At her commercial and creative zenith between 2003 and 2007, Amy Winehouse was undoubtedly an artist who was courageously cutting-edge in the way she blended an array of different musical elements to create her own style and sound. But while she seemed new, excitingly modern and sounded like no one else, she was also a throwback to the great jazz singers of yesteryear.
If you listen carefully to Winehouse’s music and peel back the layers of modern production gloss, you’ll find it bubbling with echoes of the past; and in particular, echoes of Dinah Washington, Sarah Vaughan, and Ella Fitzgerald, three of jazz’s greatest female voices.
Winehouse assimilated Washington’s smoky timbre and blues-drenched phrasing, Vaughan’s fluttery vibrato and Fitzgerald’s ability to improvise (or “scat”) and combined those features with elements drawn from hip-hop, soul and pop to create a distinctive musical identity. Her originality lay in the way she filtered those influences through her own psyche and life experiences to arrive at a truly authentic mode of self-expression.
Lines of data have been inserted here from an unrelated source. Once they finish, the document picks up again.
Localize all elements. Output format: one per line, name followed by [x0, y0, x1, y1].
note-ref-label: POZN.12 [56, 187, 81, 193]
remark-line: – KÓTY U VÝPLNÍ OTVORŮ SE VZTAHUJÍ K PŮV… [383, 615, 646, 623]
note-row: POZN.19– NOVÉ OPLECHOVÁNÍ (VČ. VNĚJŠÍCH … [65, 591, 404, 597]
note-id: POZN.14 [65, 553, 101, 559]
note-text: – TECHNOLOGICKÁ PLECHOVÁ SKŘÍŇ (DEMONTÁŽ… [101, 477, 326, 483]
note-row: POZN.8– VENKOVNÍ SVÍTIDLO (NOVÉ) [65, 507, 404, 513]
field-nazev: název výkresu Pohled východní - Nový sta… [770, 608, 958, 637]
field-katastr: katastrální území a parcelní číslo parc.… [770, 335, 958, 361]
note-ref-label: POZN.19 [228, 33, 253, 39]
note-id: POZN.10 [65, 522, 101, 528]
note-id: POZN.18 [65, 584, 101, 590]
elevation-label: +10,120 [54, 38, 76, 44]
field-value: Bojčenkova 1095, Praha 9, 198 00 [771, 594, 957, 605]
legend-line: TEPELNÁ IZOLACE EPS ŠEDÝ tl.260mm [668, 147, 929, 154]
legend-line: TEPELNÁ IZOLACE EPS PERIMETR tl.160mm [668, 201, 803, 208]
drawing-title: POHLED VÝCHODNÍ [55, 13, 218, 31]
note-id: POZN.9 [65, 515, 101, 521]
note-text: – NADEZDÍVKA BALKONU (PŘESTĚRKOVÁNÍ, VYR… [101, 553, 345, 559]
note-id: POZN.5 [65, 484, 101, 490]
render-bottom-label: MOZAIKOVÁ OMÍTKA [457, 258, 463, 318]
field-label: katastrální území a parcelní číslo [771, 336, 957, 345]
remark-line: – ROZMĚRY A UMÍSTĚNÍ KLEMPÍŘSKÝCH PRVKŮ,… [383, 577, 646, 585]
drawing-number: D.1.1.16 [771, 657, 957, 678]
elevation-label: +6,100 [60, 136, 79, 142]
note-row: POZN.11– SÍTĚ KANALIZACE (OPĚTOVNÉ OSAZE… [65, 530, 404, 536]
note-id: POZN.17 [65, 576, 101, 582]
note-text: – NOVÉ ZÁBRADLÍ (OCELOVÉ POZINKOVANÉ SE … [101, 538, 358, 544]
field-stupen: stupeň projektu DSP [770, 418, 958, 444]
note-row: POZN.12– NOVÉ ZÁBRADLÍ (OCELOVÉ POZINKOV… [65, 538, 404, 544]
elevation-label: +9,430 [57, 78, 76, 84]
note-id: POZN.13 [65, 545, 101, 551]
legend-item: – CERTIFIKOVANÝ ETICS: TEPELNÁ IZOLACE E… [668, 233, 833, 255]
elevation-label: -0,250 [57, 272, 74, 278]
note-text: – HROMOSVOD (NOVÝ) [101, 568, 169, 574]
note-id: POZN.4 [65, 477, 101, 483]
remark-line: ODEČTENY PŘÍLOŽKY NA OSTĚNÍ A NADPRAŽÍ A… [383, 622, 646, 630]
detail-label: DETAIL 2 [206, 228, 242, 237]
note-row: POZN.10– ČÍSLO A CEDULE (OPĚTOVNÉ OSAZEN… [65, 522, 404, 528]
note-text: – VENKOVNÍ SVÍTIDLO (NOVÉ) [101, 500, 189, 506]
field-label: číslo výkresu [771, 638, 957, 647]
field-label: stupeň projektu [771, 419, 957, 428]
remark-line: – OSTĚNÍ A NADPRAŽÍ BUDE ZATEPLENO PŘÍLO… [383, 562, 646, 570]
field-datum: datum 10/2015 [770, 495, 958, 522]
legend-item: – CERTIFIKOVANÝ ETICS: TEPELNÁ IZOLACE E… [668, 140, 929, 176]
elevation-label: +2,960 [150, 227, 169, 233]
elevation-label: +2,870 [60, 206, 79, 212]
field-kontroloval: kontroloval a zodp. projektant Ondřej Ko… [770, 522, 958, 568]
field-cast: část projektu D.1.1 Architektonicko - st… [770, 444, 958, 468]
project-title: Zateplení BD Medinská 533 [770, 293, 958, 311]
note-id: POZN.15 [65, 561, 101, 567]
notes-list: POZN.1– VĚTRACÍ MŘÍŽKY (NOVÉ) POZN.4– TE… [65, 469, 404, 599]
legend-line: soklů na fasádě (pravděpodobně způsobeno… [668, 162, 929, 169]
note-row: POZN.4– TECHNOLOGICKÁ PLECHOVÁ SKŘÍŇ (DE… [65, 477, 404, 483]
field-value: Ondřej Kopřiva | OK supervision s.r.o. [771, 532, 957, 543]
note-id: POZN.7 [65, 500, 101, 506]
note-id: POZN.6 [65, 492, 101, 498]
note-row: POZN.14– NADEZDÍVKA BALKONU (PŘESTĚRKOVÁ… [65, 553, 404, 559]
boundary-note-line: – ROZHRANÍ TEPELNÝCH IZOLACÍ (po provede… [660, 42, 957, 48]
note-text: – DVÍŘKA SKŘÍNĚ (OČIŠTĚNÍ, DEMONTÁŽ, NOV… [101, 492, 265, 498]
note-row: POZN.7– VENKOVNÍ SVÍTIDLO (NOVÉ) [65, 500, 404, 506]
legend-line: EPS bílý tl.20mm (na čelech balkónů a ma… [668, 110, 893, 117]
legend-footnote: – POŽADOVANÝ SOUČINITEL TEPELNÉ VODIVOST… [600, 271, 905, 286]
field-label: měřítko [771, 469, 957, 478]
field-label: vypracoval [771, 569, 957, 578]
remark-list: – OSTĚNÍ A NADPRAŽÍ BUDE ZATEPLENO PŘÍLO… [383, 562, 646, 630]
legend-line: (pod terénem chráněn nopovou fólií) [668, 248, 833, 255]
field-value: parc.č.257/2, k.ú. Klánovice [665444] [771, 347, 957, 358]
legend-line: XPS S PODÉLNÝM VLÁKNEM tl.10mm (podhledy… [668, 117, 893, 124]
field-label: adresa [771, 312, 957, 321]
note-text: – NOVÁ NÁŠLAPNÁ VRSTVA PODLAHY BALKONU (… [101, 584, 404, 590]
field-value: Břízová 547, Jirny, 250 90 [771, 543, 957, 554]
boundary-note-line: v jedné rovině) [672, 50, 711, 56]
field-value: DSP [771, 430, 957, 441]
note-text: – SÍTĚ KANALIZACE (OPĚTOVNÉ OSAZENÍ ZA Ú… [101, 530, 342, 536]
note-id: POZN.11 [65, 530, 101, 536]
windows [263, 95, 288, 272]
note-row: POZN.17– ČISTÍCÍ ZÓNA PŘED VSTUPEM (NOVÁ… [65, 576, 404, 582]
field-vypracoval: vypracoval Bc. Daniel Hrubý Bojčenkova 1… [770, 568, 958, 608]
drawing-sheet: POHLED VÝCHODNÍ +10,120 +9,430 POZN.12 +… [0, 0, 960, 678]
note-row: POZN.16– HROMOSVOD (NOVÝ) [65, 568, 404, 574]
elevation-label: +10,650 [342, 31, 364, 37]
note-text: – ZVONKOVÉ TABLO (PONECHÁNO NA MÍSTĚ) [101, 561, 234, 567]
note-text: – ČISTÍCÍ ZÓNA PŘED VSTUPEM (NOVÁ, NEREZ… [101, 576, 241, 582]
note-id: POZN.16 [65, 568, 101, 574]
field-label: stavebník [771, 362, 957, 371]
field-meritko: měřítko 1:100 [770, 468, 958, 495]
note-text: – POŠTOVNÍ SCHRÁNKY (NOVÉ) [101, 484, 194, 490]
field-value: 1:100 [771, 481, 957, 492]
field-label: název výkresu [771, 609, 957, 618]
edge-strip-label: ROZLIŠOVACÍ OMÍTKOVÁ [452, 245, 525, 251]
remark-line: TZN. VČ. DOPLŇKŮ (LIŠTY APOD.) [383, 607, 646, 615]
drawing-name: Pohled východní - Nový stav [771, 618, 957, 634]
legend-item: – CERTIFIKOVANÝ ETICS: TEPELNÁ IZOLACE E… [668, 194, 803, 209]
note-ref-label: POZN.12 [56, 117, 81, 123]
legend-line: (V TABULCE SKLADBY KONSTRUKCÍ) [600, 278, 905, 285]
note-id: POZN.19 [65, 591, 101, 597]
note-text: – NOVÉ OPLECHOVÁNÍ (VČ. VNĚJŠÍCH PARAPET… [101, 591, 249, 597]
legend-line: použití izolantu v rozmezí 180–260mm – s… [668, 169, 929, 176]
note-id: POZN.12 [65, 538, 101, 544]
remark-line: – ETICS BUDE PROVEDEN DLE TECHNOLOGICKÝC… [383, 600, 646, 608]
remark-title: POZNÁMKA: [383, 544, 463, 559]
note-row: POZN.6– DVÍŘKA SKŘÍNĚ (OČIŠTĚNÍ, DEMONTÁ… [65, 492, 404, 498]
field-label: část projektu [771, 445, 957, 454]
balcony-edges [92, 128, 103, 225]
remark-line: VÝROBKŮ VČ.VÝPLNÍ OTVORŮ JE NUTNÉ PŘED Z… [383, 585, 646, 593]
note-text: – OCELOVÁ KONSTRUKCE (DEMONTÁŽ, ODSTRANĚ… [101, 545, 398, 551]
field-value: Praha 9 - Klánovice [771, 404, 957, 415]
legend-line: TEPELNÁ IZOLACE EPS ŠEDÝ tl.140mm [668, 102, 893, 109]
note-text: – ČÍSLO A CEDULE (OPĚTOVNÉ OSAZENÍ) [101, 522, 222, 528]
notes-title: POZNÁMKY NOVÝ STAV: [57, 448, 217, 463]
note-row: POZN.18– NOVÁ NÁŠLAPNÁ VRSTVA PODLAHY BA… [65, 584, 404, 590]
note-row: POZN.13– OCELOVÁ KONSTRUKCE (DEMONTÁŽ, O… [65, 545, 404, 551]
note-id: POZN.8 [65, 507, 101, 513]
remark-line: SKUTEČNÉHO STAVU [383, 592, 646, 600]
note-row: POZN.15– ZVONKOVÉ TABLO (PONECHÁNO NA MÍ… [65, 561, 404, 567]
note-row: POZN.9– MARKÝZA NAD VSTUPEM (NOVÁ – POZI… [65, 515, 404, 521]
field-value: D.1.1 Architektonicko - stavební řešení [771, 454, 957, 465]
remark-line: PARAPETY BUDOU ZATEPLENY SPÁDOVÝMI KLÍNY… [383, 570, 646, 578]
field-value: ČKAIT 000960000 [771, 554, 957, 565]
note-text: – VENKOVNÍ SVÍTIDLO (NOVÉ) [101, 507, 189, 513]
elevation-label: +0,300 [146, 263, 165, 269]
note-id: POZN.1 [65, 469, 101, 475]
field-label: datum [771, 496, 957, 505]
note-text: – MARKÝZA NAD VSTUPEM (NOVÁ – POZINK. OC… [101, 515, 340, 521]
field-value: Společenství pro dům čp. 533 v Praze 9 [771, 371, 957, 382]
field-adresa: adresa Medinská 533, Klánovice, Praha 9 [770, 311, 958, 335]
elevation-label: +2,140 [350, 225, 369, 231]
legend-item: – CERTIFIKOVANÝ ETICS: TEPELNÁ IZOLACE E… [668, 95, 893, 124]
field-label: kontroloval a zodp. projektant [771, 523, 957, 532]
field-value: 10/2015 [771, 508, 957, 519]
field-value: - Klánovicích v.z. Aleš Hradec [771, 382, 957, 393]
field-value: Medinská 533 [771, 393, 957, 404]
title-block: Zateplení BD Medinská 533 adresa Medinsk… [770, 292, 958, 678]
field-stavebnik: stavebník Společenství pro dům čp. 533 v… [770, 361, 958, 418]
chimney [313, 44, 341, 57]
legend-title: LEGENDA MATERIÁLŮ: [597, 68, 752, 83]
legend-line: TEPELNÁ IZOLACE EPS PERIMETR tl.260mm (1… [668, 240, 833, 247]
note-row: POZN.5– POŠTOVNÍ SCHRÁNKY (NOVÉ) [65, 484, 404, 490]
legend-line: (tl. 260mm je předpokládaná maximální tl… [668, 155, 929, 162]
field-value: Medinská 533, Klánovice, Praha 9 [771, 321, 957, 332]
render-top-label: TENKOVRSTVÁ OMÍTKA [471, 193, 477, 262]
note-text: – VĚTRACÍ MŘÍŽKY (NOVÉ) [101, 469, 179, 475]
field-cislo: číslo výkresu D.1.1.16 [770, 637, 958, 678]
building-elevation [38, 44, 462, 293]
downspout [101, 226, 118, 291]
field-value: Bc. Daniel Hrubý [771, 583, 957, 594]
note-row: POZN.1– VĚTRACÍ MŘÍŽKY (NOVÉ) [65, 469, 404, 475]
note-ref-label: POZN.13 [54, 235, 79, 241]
We shouldn’t be surprised by the impact that Washington et al had on Amy Winehouse because jazz was in her blood. Her family, especially on her father Mitch’s side, was deeply passionate about the music and played it all the time. Unsurprisingly, their enthusiasm rubbed off on young Amy, who from an early age immersed herself in the sounds of big band swing and American jazz singers.
When she released her debut album, Frank, in 2003, Winehouse’s jazz influences were on full display. She channelled her inner Ella Fitzgerald on the improvised scat section featured in “Know You Now,” while on “October Song” she quoted the melody from the jazz standard “Lullaby of Birdland,” a tune indelibly associated with Sarah Vaughan. (Vaughan also received a name-check in Winehouse’s new lyrics).
But in terms of her tone, the singer Amy Winehouse resembled most was Dinah Washington. In his 2016 book Just Getting Started, veteran crooner Tony Bennett recalled being struck by Winehouse’s similarity with the Alabama-born singer when they recorded the duet “Body & Soul” five years earlier. “When I told her that her voice reminded me of Dinah Washington, Amy began to gush and tell me how devoted she had been to Dinah,” he wrote.
But what Winehouse took from Washington, she made her own, as she illustrated via her sensuous remake on Frank of the American singer’s “(There Is) No Greater Love,” which she transformed into a three-way conversation between her voice, saxophone and flute. Further evidence of Winehouse’s ability to take a jazz classic and redefine it was sublimely demonstrated by her delightful revival of James Moody’s “Moody’s Mood For Love,” which was propelled by a loping reggae-inflected groove.
Though her jazz influences were not so apparent on her more successful second album, 2006’s Back To Black, where her sonic landscape was R&B-tinged, Winehouse still approached her material with the sensibility and mindset of a jazz singer, especially on the haunting ballad, “Love Is A Losing Game.”
Like the American jazz singers that she sought to emulate, Amy Winehouse used her voice like a musical instrument; but it was a supple vehicle of self-expression rather than a finely-calibrated precision tool and possessed an underlying soulfulness that infused it with great emotional heft.
Although she left the world too soon, Amy Winehouse did enough during her short lifetime to warrant a place in the pantheon of great jazz vocalists, alongside some of the American singers she so admired. Some might disagree, of course, but if Bennett regards her as “a great jazz artist” (as he described her in Just Getting Started), then few can doubt Winehouse’s credentials. Working with her in the studio, he recognized Winehouse’s ability to take risks in her performances and improvise with rhythms and melodic phrases just like a jazz horn player would.